O Novo Plano Nacional de Educação em Debate
A Comissão Especial da Câmara dos Deputados aprovou, na última quarta-feira (10), um projeto de lei que institui o novo Plano Nacional de Educação (PNE) para a próxima década. Essa proposta, que visa transformar a gestão educacional no Brasil, é comparada ao Sistema Único de Saúde (SUS) pela sua ambição e abrangência. O novo sistema, denominado Sistema Nacional de Educação (SNE), promete revolucionar a forma como a educação é administrada no país, estabelecendo um marco regulatório sem precedentes.
O projeto agora segue para análise no Senado Federal e, se aprovado, estabelece um cronograma de metas audacioso, incluindo um aumento gradual do investimento público em educação. O objetivo é elevar esse investimento para 7,5% do Produto Interno Bruto (PIB) em sete anos, alcançando 10% até o final da década. Além disso, a proposta define metas concretas, como a universalização da pré-escola em dois anos e a alfabetização de 80% das crianças até o segundo ano do ensino fundamental em cinco anos. Também está nos planos conectar 75% das escolas públicas à internet de alta velocidade dentro desse mesmo período.
Críticas e Ceticismo no Cenário Educacional
Apesar do otimismo que permeia as discussões oficiais, um ceticismo profundo ecoa no universo da educação. A secretária de Educação de Goiás, Fátima Gavioli, que contribuiu para a elaboração do PNE anterior, expressa sua preocupação com a eficácia do novo plano. Em entrevista, ela afirmou: “O Brasil é o país dos documentos. Adora afirmar que agora vai acontecer porque foi criado um plano, foi criada uma lei.” Sua crítica é fundamentada na realidade enfrentada nas salas de aula.

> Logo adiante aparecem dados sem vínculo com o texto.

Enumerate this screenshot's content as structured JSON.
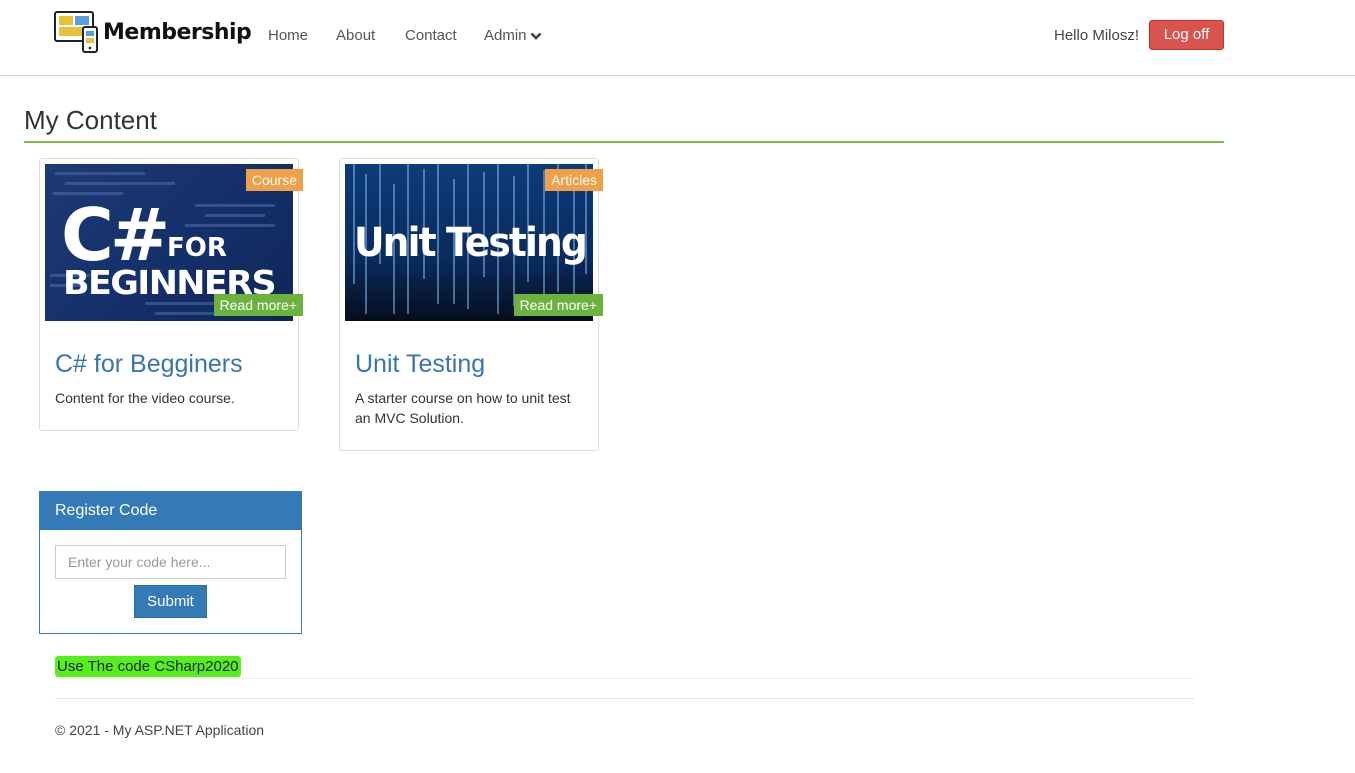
{
  "brand": {
    "name": "Membership"
  },
  "nav": {
    "home": "Home",
    "about": "About",
    "contact": "Contact",
    "admin": "Admin"
  },
  "user": {
    "greeting": "Hello Milosz!",
    "logoff_label": "Log off"
  },
  "page": {
    "title": "My Content"
  },
  "cards": [
    {
      "image_text_line1": "C#",
      "image_text_for": "FOR",
      "image_text_line2": "BEGINNERS",
      "tag": "Course",
      "read_more": "Read more+",
      "title": "C# for Begginers",
      "description": "Content for the video course."
    },
    {
      "image_text_line1": "Unit Testing",
      "tag": "Articles",
      "read_more": "Read more+",
      "title": "Unit Testing",
      "description": "A starter course on how to unit test an MVC Solution."
    }
  ],
  "register": {
    "heading": "Register Code",
    "placeholder": "Enter your code here...",
    "submit_label": "Submit"
  },
  "hint": "Use The code CSharp2020",
  "footer": "© 2021 - My ASP.NET Application",
  "colors": {
    "accent": "#337ab7",
    "danger": "#d9534f",
    "rule": "#7ab648",
    "tag": "#f0a048",
    "read_more": "#6cb33e",
    "highlight": "#55f01c"
  },
  "icons": {
    "brand": "devices-icon",
    "admin_caret": "chevron-down-icon"
  }
}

Gavioli destaca que somente cerca de 30% das metas do plano anterior (2014-2024) foram cumpridas, questionando a efetividade da cultura de planejamento sem execução. “Quantos professores realmente leram o PNE que vigorou por dez anos?”, provoca, evidenciando a desconexão entre a formulação de políticas e suas aplicações práticas.
Oportunidades de Mudança e Visões Contrapostas
Por outro lado, existem vozes que enxergam no novo PNE uma chance real de transformação. O professor doutor João Ferreira de Oliveira, da Universidade Federal de Goiás, vê a criação do SNE como um marco civilizatório que pode romper a fragmentação histórica dos sistemas de ensino. “A ideia é que funcione na lógica da colaboração”, ressalta Oliveira, acreditando que esse sistema pode corrigir as desigualdades regionais e garantir o direito à educação de qualidade.
Essa visão é apoiada pela organização Todos Pela Educação, que reconheceu, em uma análise do projeto, avanços significativos, como o fortalecimento do monitoramento e a introdução de planos de ação bienais. Para o professor e a entidade, a efetividade do novo PNE depende de um compromisso político e orçamentário robusto, que transforme ideais em ações concretas, evitando que o projeto permaneça apenas no papel.
Desafios para Implementação e Sustentabilidade do Plano
Um dos principais desafios do novo PNE é a implementação efetiva do SNE. Oliveira explica que o Brasil opera atualmente com “sistemas de ensino” desconectados, onde cada estado possui seu próprio modelo. O SNE busca articular esses sistemas de maneira democrática, mas a secretária Gavioli alerta que sem a devida monitorização e previsão orçamentária, as metas podem se tornar inalcançáveis.
Ela critica a fixação de porcentagens ambiciosas, como 85% ou até 100% para a alfabetização, que considera “perigosas e irreais”, podendo levar a consequências administrativas para os gestores caso não sejam atingidas. “A saída que eu tenho? Se eu alfabetizar 85%, eu vou ‘alfabetizar’ 100% no documento”, ironiza, refletindo sobre a falta de recursos que afeta a implementação das políticas públicas.
Perspectivas Futuras e o Papel do Senado
O projeto agora está no Senado, onde pode ser ajustado antes de sua aprovação final. O ministro da Educação, Camilo Santana, tem expectativa de que o projeto seja aprovado ainda este ano. Contudo, o verdadeiro desafio será criar uma conexão entre o ambicioso SNE e a realidade das escolas brasileiras. Enquanto o governo foca no planejamento de longo prazo, gestores e educadores, como Gavioli, clamam por um apoio financeiro efetivo e compatível, vital para a execução das propostas.
A próxima década será crucial para determinar se o novo PNE se transformará em uma ferramenta de mudança real ou se será apenas mais um documento que ficará guardado, como tem sido a história da educação no Brasil. O futuro de milhões de estudantes está em jogo e depende das decisões tomadas nas próximas etapas desse projeto ambicioso.